Nabi shallallahu ‘alaihi wa sallam bersabda :

“Tidak tersisa suatu (amalan) pun yang dapat mendekatkan kepada Syurga dan menjauhkan dari Neraka, melainkan sudah dijelaskan semuanya kepada kalian” (HR.ath-Thabrani dalam al-Mu’jamul Kabiir no.1647 dan Ahmad V/153, 162, hadits dari Abu Dzar, lihat ash-Shahiihah no.1803)


(10). Pelaku bid’ah ikut menanggung dosa orang yang mengikutinya hingga hari kiamat.

Allah Ta’ala berfirman :

لِيَحْمِلُوا أَوْزَارَهُمْ كَامِلَةً يَوْمَ الْقِيَامَةِ وَمِنْ أَوْزَارِ الَّذِينَ يُضِلُّونَهُمْ بِغَيْرِ عِلْمٍ أَلَا سَاءَ مَا يَزِرُونَ
“Agar mereka memikul dosa-dosa mereka seluruhnya pada hari kiamat dan sebahagian dari dosa-dosa orang yang mereka sesatkan yang tidak mengetahui sedikitpun (bahwa mereka disesatkan). Ingatlah, amat buruklah dosa yang
mereka pikul itu” (QS. An-Nahl [16]: 25).

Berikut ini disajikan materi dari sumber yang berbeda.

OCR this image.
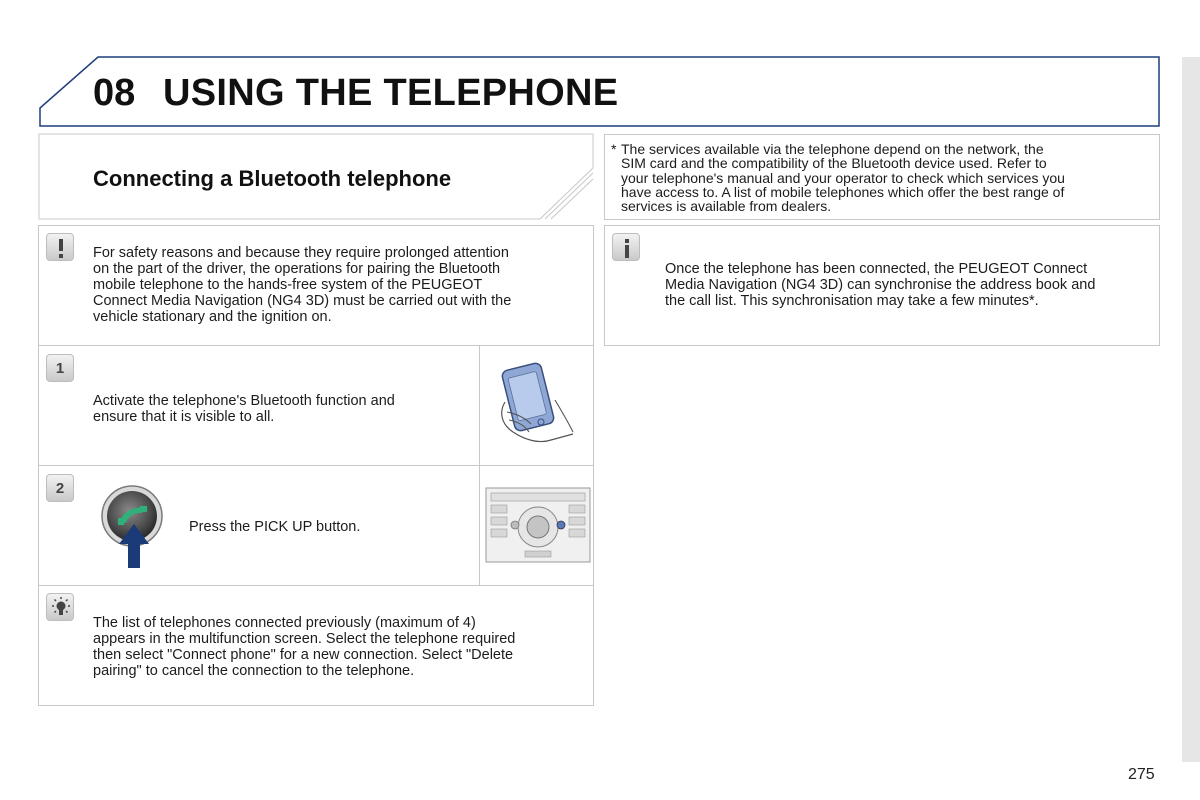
08 USING THE TELEPHONE
Connecting a Bluetooth telephone
* The services available via the telephone depend on the network, the
SIM card and the compatibility of the Bluetooth device used. Refer to
your telephone's manual and your operator to check which services you
have access to. A list of mobile telephones which offer the best range of
services is available from dealers.
For safety reasons and because they require prolonged attention
on the part of the driver, the operations for pairing the Bluetooth
mobile telephone to the hands-free system of the PEUGEOT
Connect Media Navigation (NG4 3D) must be carried out with the
vehicle stationary and the ignition on.
Once the telephone has been connected, the PEUGEOT Connect
Media Navigation (NG4 3D) can synchronise the address book and
the call list. This synchronisation may take a few minutes*.
1
Activate the telephone's Bluetooth function and
ensure that it is visible to all.
2
Press the PICK UP button.
The list of telephones connected previously (maximum of 4)
appears in the multifunction screen. Select the telephone required
then select "Connect phone" for a new connection. Select "Delete
pairing" to cancel the connection to the telephone.
275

Nabi shallallahu ‘alaihi wa sallam bersabda :
“…Dan barangsiapa yang mengadakan suatu bid’ah lalu mengamalkannya, maka ia akan mendapatkan dosa dari orang yang ikut melakukannya tanpa mengurangi dosa-dosa mereka sedikitpun” (HR. At-Tirmidzi no.2677 dan Ibnu Majah no.209).

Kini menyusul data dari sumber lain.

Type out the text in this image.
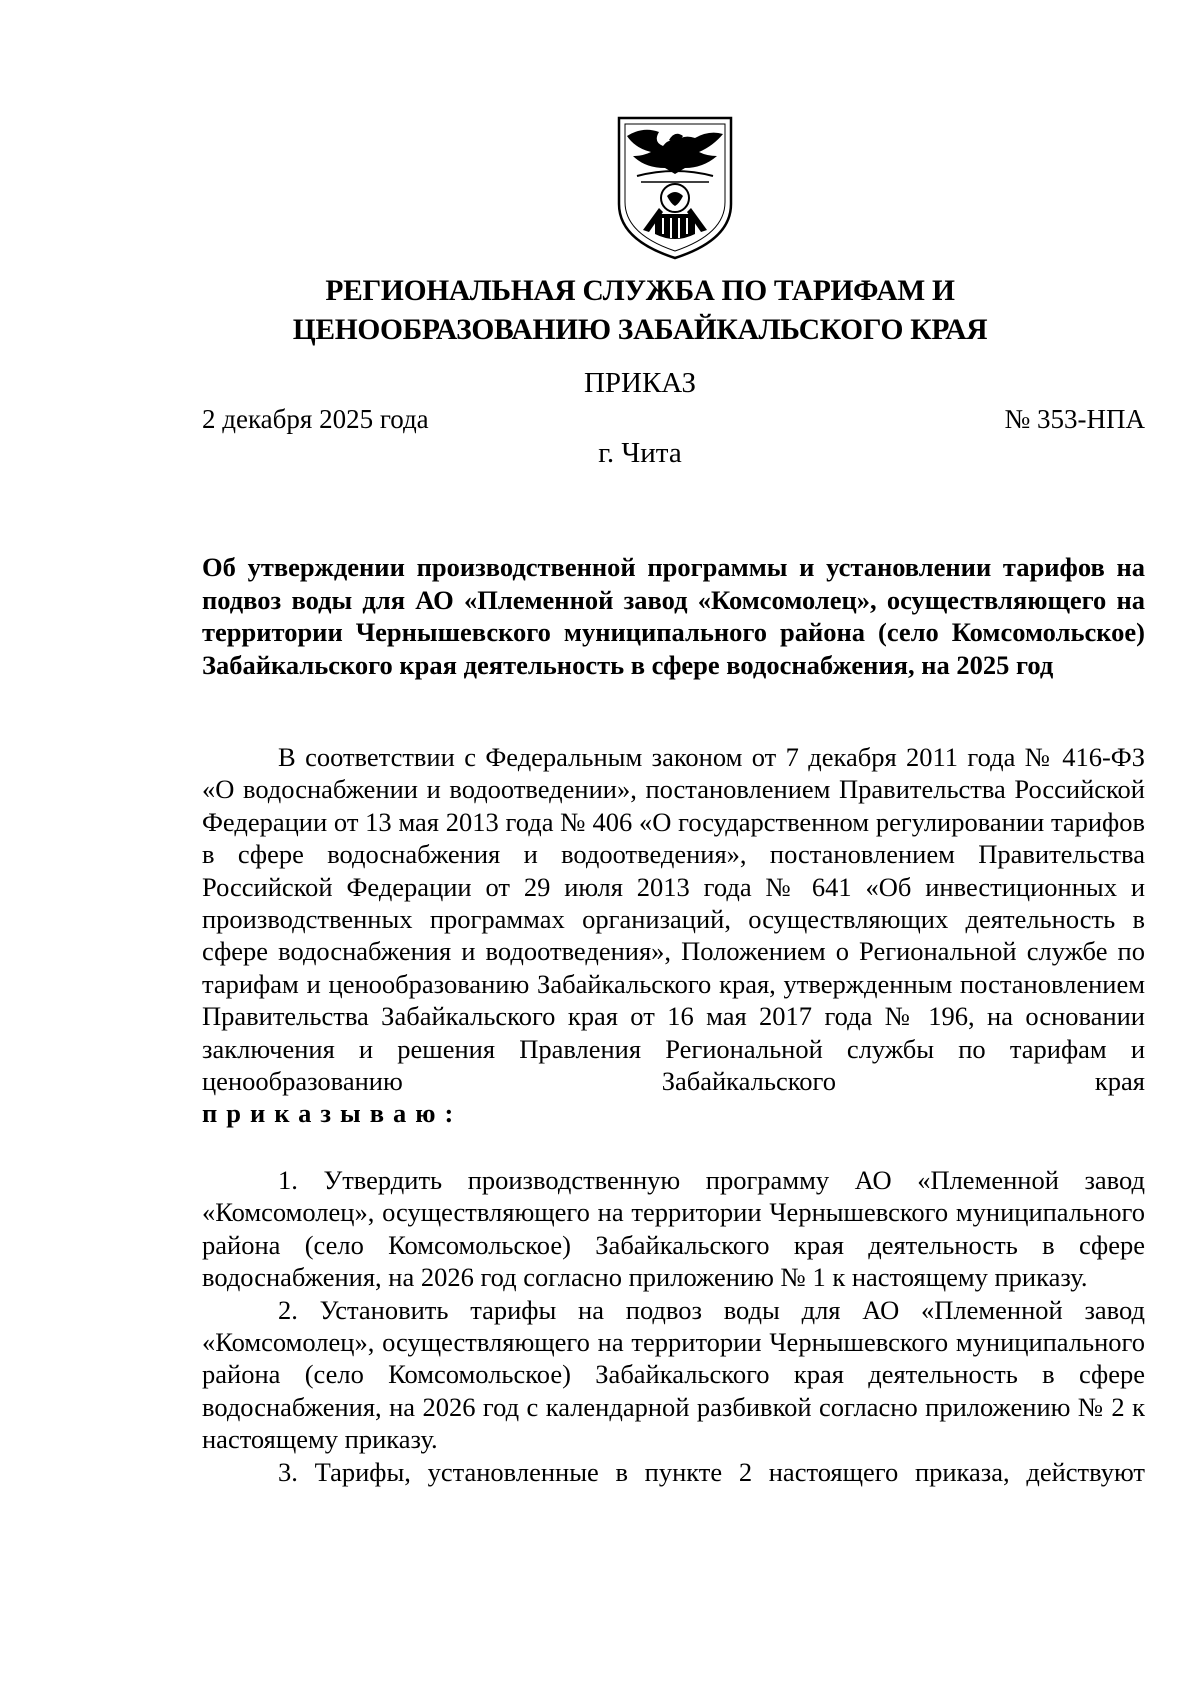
РЕГИОНАЛЬНАЯ СЛУЖБА ПО ТАРИФАМ И
ЦЕНООБРАЗОВАНИЮ ЗАБАЙКАЛЬСКОГО КРАЯ
ПРИКАЗ
2 декабря 2025 года	№ 353-НПА
г. Чита
Об утверждении производственной программы и установлении тарифов на подвоз воды для АО «Племенной завод «Комсомолец», осуществляющего на территории Чернышевского муниципального района (село Комсомольское) Забайкальского края деятельность в сфере водоснабжения, на 2025 год

В соответствии с Федеральным законом от 7 декабря 2011 года № 416-ФЗ «О водоснабжении и водоотведении», постановлением Правительства Российской Федерации от 13 мая 2013 года № 406 «О государственном регулировании тарифов в сфере водоснабжения и водоотведения», постановлением Правительства Российской Федерации от 29 июля 2013 года № 641 «Об инвестиционных и производственных программах организаций, осуществляющих деятельность в сфере водоснабжения и водоотведения», Положением о Региональной службе по тарифам и ценообразованию Забайкальского края, утвержденным постановлением Правительства Забайкальского края от 16 мая 2017 года № 196, на основании заключения и решения Правления Региональной службы по тарифам и ценообразованию Забайкальского края

приказываю:

1. Утвердить производственную программу АО «Племенной завод «Комсомолец», осуществляющего на территории Чернышевского муниципального района (село Комсомольское) Забайкальского края деятельность в сфере водоснабжения, на 2026 год согласно приложению № 1 к настоящему приказу.

2. Установить тарифы на подвоз воды для АО «Племенной завод «Комсомолец», осуществляющего на территории Чернышевского муниципального района (село Комсомольское) Забайкальского края деятельность в сфере водоснабжения, на 2026 год с календарной разбивкой согласно приложению № 2 к настоящему приказу.

3. Тарифы, установленные в пункте 2 настоящего приказа, действуют
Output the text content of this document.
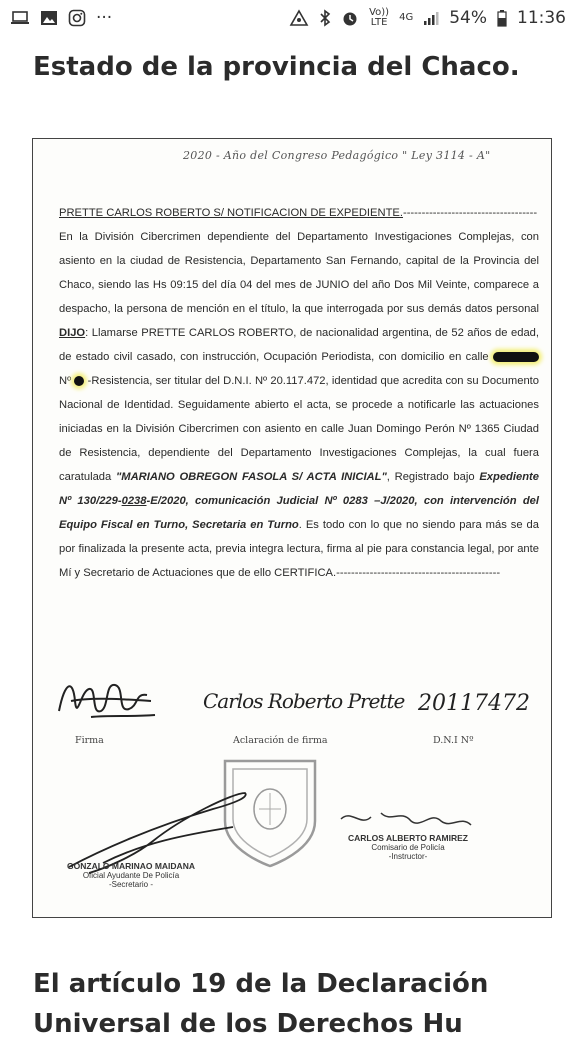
···	Vo))
LTE 4G 54% 11:36
Estado de la provincia del Chaco.
2020 - Año del Congreso Pedagógico " Ley 3114 - A"

PRETTE CARLOS ROBERTO S/ NOTIFICACION DE EXPEDIENTE.------------------------------------

En la División Cibercrimen dependiente del Departamento Investigaciones Complejas, con asiento en la ciudad de Resistencia, Departamento San Fernando, capital de la Provincia del Chaco, siendo las Hs 09:15 del día 04 del mes de JUNIO del año Dos Mil Veinte, comparece a despacho, la persona de mención en el título, la que interrogada por sus demás datos personal DIJO: Llamarse PRETTE CARLOS ROBERTO, de nacionalidad argentina, de 52 años de edad, de estado civil casado, con instrucción, Ocupación Periodista, con domicilio en calle  Nº  -Resistencia, ser titular del D.N.I. Nº 20.117.472, identidad que acredita con su Documento Nacional de Identidad. Seguidamente abierto el acta, se procede a notificarle las actuaciones iniciadas en la División Cibercrimen con asiento en calle Juan Domingo Perón Nº 1365 Ciudad de Resistencia, dependiente del Departamento Investigaciones Complejas, la cual fuera caratulada "MARIANO OBREGON FASOLA S/ ACTA INICIAL", Registrado bajo Expediente Nº 130/229-0238-E/2020, comunicación Judicial Nº 0283 –J/2020, con intervención del Equipo Fiscal en Turno, Secretaria en Turno. Es todo con lo que no siendo para más se da por finalizada la presente acta, previa integra lectura, firma al pie para constancia legal, por ante Mí y Secretario de Actuaciones que de ello CERTIFICA.--------------------------------------------

Carlos Roberto Prette 20117472
Firma	Aclaración de firma	D.N.I Nº
GONZALO MARINAO MAIDANA
Oficial Ayudante De Policía
-Secretario -
CARLOS ALBERTO RAMIREZ
Comisario de Policía
-Instructor-
El artículo 19 de la Declaración Universal de los Derechos Hu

(11). Pelaku bid’ah sangat sulit untuk bertaubat.

Nabi shallallahu ‘alaihi wa sallam bersabda :

إِنَ اللهَ حَجَبَ التَّوْبَةَ عَنْ كُلِّ صَاحِبِ بِدْعَةٍ حَتَّى يَدَعْ بِدْعَتَهُ
“Sesungguhnya Allah akan menghalangi setiap pelaku bid’ah untuk bertaubat sampai dia meninggalkan bid’ahnya” (HR. At-Tirmidzi, ath-Thabrani dan al-Baihaqi, hadits dari Anas bin Malik, lihat Shahihut Targhiib wat Tarhiib no. 54 dan ash-Shahiihah IV/154 no.1620)

Imam Sufyan ats-Tsauri rahimahullah berkata :

البدعة أحب إلى إبليس من المعصية ، المعصية يتاب منها، والبدعة لا يتاب منها
“Bid’ah lebih disukai oleh iblis daripada (pelaku) maksiat, sebab (pelaku) maksiat masih bisa diharapkan taubatnya, sedangkan (pelaku) bid’ah tidak dapat diharapkan pelakunya mau bertaubat darinya” (Ilmu Ushulil Bida’ hal 218).


(12). Pelaku bid’ah tidak akan minum dari telaga Nabi shallallahu ‘alaihi wa sallam pada hari kiamat.

Nabi shallallahu ‘alaihi wa sallam bersabda :
أَنَا فَرَطُهُمْ عَلَى الْحَوْضِ أَلَا لَيُذَادَنَّ رِجَالٌ عَنْ حَوْضِي كَمَا يُذَادُ الْبَعِيرُ الضَّالُّ أُنَادِيهِمْ أَلَا هَلُمَّ فَيُقَالُ إِنَّهُمْ قَدْ بَدَّلُوا بَعْدَكَ فَأَقُولُ سُحْقًا سُحْقًا
“Aku akan mendahului mereka (umatku) menuju telaga. Sungguh, akan ada beberapa orang yang dihalau dari telagaku sebagaimana dihalaunya unta yang sesat. Aku memanggil mereka: “Hai datanglah kemari…!” Namun dikatakan kepadaku: “Mereka telah merubah-rubah (ajaranmu) sepeninggalmu”. Maka aku berkata : “(kalau begitu) menjauhlah sana… menjauhlah sana” (HR. Muslim no 249, Ibnu Majah no 4306, dan Ahmad II/300, 408 hadits no. 7980, 8865 dan 9281).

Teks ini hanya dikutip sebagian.